Now you know the back story… and my insanity. I wanted to pay tribute to the creatures who keep me sane, drive me crazy sometimes, teach unconditional love and forgiveness, are always there when I need a friendly face and have given me a reason to get up everyday. 3 Portraits of my dogs went up on my arm this past Sunday, 1/4 sleeve, shoulder to elbow. It was bigger than I intended for clarity and detail. Once I make a decision I run with it. I forget about what other people will think or maybe I don’t care, or maybe I just think I don’t care. After some comments like “oh wow”, not “OH WOW that’s awesome!”, more like “oh wow you are a moron”. Tone- It’s an important thing.
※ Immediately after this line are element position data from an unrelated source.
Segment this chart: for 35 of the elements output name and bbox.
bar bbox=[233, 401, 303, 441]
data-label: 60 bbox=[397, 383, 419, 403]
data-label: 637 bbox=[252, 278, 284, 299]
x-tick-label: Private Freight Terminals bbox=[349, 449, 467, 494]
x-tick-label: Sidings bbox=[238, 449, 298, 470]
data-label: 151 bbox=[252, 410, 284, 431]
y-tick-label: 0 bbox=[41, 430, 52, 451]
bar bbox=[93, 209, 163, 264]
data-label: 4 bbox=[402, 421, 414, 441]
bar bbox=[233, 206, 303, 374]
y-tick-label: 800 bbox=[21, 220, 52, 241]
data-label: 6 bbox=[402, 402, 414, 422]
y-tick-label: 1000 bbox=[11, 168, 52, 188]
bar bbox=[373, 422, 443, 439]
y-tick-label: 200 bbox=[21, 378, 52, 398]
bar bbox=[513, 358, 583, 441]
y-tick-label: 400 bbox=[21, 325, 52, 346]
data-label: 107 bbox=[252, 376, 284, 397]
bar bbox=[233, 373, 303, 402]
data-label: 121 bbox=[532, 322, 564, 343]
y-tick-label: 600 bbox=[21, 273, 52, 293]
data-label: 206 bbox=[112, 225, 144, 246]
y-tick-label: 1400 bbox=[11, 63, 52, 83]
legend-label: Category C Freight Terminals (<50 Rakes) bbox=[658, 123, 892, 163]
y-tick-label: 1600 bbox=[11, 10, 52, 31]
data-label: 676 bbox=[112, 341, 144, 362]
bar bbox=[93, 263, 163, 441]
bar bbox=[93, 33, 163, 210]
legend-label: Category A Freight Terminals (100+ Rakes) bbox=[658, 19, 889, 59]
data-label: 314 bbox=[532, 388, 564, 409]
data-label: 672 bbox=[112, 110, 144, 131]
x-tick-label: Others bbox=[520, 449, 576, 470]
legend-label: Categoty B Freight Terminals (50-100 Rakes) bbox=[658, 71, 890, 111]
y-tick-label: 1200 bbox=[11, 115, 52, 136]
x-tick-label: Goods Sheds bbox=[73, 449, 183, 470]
And “are those your dogs?” No moron cashier, I just picked some random floating dog heads to drop a bunch of cash on. But my favorite so far is the “oh let me see it!” and the awkward silence and nodding that follows. They are good tattoos, they are good portraits and it’s not done yet.
Tattoos use to be taboo, only sailors and inmates had them. I know more people who have at least one tattoo then people who have none. Yes I’ll still have a job, and yes I can still get another job. If an employer doesn’t like it then maybe that’s not the place that’s right for me, and if I really have to they make these things called long sleeve shirts. At the end of the day I get to take my babies with me everywhere. Marvin is always with me and now I can look down and see his face. I guess I don’t care if you like, just ignore it if you don’t agree with it. When it’s filled in it will be a piece of living art and a tribute to the things that mean the most to me.
Everyone has stuff they do that is questionable or regrettable but I don’t regret any of my tattoos, they each tell a story of a time in my life and come with a memory.